Queensland trials electric fence system for wild dog exclusion

Sheep Central, August 29, 2022

AN electric wild dog exclusion fence able to cross gullies and rocky areas, and equipped with a mobile phone-linked fault warning system, is under evaluation in southern Queensland.

The Pikes Creek Demonstration Electric Cluster is the first of its kind in the region to be completed.

It has provided a group of three landholders with a financial subsidy to build a demonstration or trial electric exclusion fence to reduce the impacts of wild dogs on the sheep and wool industry in the Traprock region.

A 45km long cluster has been constructed and a monitoring system established to compare the effectiveness of new electric fence technology for exclusion fences, with non-electric fencing.

The new systems monitor the fence constantly and instantly identify faults, notifying the landholder via a mobile phone app, meaning less time required checking the fence manually.

Ten wire fence is based on Westonfence design

Electric fencing to exclude wild dogs is being trialled at Pikes Creek in Queensland. Image – Mat Warren.

The electric fence is based on the Westonfence design. It is 1.35m tall, contains 10 high tensile wires in graduated spacings, with wires closer together at the bottom.

Four of the wires are electrified, six of the wires are earthed and the bottom earth wire aims to be 50mm off the ground. The distance between the upright posts is no more than 10m and the distance between droppers is no more than 3.3m.

The fence is powered by Gallagher high series 10000i energisers which deliver 100 joules. One landholder has installed a solar-powered system while the other two are accessing mains power.

So far, the total cost of construction is just over $296,000 which averages out at $7500 per kilometre (range $5000/km to $11,000/km) with construction starting in July 2020 and completed in December 2021.

The project was partly funded through Round 2 of the Commonwealth Government’s Communities Combating Pest and Weed Impacts During Drought Program provided to Southern Downs Regional Council.

There has been significant investment in standard exclusion fences and the landholders in the Traprock area were interested to see if electric fencing was more versatile in steep, rocky and heavily timbered terrain.

The project seeks to answer:

 Cost of construction

 Time spent on maintenance and repair

 Are wild dogs being excluded by the fence

The landholders are optimistic the wild dog exclusion fence will protect their livestock, make their enterprise more viable and provide them with peace of mind.

Monitoring of the fence performance has started with landholders keeping fault logs and supplying data from the energisers.

Participating landholder Mark Davey said the impact of predation by wild dogs during the 2019 drought on his own and neighbouring sheep flocks pre-empted the installation of the cluster.

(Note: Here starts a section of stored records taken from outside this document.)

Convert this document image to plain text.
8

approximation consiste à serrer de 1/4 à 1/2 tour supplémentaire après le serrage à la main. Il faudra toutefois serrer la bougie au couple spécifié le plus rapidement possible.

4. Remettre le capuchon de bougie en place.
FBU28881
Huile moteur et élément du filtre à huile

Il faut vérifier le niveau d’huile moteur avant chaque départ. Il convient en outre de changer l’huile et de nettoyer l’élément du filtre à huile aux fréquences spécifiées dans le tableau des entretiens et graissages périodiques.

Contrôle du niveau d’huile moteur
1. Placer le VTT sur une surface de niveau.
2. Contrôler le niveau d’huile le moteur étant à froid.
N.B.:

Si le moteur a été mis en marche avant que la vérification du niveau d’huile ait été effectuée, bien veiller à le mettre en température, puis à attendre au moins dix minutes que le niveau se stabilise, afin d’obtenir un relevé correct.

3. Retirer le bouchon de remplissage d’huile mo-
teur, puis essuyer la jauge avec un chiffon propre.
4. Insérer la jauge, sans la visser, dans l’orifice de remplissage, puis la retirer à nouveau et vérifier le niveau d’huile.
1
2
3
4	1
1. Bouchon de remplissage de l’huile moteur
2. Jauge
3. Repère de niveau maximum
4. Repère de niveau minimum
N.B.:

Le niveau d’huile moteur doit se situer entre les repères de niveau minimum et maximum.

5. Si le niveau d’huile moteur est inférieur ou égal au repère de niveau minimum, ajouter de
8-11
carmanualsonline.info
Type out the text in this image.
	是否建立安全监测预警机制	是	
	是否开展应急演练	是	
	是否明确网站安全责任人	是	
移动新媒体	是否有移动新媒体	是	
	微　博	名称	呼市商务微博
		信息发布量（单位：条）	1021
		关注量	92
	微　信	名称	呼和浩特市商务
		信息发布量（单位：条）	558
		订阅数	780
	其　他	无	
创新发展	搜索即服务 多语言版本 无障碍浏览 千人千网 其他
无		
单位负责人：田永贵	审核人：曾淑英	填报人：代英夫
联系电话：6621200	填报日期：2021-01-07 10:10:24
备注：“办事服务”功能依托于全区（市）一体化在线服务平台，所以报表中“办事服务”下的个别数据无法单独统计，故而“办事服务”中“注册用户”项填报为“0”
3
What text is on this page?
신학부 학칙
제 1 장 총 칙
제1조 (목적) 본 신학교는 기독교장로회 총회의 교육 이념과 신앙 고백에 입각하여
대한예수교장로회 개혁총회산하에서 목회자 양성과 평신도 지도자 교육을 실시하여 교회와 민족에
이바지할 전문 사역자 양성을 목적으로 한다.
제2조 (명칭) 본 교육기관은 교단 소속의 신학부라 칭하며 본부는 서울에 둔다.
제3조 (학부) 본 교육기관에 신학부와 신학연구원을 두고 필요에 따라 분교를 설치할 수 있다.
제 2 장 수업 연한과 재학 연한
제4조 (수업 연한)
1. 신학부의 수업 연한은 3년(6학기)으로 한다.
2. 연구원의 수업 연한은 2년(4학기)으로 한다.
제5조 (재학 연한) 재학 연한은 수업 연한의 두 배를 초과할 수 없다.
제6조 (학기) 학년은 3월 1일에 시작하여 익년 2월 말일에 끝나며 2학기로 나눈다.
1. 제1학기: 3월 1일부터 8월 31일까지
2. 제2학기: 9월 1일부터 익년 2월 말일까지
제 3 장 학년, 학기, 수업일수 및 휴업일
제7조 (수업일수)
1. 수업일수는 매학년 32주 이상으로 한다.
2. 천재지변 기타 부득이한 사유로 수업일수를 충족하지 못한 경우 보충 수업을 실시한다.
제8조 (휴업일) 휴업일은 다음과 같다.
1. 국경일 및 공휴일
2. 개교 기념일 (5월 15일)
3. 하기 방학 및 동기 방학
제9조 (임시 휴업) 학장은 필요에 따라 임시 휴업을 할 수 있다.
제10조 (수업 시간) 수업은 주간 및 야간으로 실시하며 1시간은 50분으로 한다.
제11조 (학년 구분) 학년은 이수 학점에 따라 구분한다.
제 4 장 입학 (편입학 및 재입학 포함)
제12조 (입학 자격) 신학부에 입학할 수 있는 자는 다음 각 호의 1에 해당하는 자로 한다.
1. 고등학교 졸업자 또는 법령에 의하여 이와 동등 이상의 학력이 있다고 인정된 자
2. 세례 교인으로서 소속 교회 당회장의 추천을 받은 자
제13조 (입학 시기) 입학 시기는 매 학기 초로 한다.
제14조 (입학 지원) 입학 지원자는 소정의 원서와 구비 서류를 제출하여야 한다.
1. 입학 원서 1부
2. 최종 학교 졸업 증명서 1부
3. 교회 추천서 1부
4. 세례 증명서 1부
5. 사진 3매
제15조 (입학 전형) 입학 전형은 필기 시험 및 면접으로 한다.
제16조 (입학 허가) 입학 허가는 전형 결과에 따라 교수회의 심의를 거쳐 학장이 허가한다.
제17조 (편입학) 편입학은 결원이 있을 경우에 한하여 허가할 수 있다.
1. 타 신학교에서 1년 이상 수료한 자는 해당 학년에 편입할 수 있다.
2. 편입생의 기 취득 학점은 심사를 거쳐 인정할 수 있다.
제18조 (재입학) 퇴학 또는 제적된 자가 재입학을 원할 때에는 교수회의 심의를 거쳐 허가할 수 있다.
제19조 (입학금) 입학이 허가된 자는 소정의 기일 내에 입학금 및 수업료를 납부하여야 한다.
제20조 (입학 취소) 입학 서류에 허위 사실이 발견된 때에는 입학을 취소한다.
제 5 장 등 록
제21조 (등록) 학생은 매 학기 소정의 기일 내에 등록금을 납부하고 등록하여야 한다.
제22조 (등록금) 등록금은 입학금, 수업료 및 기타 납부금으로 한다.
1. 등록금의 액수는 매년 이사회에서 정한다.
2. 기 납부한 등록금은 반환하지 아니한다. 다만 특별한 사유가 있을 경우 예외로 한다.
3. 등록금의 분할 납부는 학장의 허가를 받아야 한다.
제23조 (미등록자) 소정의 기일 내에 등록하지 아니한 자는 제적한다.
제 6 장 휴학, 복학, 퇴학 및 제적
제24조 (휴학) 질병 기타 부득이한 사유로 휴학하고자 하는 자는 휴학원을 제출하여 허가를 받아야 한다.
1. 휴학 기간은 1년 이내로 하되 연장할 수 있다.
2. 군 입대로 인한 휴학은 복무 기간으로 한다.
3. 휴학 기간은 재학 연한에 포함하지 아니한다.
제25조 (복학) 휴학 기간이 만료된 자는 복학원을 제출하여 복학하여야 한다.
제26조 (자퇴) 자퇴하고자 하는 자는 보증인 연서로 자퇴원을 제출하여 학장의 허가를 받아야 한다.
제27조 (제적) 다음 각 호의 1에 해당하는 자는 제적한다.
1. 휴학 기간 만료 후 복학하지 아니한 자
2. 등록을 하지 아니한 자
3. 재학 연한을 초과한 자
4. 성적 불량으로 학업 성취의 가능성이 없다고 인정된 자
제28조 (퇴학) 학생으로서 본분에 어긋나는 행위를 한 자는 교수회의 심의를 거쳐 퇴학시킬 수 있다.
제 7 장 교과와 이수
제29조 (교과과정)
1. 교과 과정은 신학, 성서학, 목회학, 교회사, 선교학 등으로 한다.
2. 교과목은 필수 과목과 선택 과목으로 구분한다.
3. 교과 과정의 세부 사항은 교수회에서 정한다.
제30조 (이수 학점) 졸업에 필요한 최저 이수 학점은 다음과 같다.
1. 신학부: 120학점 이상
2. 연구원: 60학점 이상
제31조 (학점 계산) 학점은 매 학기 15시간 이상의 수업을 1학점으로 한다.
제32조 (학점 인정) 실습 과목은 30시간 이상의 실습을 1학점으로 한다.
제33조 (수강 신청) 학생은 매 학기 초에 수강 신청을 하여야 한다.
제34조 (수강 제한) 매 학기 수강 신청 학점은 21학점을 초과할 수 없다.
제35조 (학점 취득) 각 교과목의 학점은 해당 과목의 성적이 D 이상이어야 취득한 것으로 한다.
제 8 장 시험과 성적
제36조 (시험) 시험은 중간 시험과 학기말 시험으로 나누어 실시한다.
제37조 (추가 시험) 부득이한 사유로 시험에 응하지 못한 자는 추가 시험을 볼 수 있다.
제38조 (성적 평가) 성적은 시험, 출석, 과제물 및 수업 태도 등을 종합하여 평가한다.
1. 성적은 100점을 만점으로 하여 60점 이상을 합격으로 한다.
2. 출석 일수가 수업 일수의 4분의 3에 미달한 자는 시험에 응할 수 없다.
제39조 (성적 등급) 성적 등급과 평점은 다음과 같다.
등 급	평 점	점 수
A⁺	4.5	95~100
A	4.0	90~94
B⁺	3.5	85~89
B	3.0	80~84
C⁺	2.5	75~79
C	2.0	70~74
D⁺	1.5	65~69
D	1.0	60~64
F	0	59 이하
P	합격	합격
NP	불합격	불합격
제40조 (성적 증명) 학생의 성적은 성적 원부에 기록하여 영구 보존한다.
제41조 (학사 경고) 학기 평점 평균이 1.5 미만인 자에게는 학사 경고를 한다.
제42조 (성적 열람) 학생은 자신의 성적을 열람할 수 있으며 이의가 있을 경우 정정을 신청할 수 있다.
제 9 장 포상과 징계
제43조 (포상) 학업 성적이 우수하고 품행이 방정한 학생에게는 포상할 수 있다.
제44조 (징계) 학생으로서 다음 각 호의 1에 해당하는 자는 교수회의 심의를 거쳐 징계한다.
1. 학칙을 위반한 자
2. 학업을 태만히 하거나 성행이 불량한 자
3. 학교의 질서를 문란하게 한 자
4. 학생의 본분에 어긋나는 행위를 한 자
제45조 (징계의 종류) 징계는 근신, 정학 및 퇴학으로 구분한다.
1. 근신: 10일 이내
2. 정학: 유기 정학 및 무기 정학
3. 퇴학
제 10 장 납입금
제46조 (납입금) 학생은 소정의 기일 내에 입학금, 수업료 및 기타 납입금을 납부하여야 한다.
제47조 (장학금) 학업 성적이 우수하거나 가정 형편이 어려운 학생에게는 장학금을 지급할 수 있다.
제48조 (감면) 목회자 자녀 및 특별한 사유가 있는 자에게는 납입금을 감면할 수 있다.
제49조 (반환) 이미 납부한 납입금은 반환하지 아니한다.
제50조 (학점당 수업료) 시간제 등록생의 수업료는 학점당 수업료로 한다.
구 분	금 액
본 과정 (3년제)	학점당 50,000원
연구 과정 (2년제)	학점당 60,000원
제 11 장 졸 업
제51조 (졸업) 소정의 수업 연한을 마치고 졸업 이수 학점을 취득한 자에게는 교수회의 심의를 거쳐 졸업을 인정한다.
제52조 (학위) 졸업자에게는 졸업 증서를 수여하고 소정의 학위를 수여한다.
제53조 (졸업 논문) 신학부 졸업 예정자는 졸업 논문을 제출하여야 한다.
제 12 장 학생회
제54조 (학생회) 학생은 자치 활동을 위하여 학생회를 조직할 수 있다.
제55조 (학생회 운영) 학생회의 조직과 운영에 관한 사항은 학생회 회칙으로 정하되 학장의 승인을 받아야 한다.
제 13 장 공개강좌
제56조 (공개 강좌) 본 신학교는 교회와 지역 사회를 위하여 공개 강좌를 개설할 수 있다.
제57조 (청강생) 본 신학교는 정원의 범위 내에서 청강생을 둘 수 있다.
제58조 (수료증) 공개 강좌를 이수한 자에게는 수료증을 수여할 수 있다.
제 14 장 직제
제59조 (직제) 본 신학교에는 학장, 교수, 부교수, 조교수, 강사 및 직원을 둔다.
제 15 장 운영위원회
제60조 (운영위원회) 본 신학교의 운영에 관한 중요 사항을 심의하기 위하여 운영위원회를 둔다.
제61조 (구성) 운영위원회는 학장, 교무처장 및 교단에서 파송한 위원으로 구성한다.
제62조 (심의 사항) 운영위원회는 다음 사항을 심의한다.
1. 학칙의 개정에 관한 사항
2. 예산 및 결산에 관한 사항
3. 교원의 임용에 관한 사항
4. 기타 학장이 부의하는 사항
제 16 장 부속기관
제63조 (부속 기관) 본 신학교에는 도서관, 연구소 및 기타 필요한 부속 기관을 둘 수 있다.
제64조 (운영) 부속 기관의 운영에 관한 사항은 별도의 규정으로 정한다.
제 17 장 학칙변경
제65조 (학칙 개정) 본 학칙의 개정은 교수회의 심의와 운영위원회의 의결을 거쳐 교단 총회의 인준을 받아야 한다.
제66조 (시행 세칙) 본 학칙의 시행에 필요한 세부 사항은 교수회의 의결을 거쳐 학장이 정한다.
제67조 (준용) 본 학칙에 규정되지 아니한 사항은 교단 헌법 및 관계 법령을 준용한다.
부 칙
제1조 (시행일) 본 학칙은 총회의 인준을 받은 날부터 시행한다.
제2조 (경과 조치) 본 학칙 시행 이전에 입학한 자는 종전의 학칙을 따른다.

Mr Davey uses livestock guardian dogs in conjunction with baiting, trapping and shooting, and considers the exclusion fencing as an additional tool in wild dog management.

He said the predation had taken a mental toll on all three producers in the Pikes Creek cluster.

“It is very rugged and undulating country – trying to pin the fence down in the gullies and going over the rises was challenging.

“It was easier doing it with single wires as opposed to netting,” Mr Davey said.

“We have trapped three wild dogs inside the cluster since closing it – they were fenced in during construction.

“Since completion, I have noticed total grazing pressure has reduced,” he said.

“I’m certain electricity will work, and we obviously want our bottom line to increase by getting rid of the wild dogs so we can all stay in sheep, increase our numbers and profitability.

“The voltage and ampage of the whole fence is monitored remotely and if there is any intrusion or problem with the fence, we receive an SMS alert on our phones – that is a big plus.”

Mr Davey said the project would generate data and information for landholders in other regions interested in erecting electric exclusion fences.

Southern Downs Regional Council is committed to maintaining the Stanthorpe wild dog spur fence and Killarney check fence and works with community groups to obtain external funds to run broadscale, coordinated pest control projects such as 1080 baiting for wild dogs and exclusion fencing projects.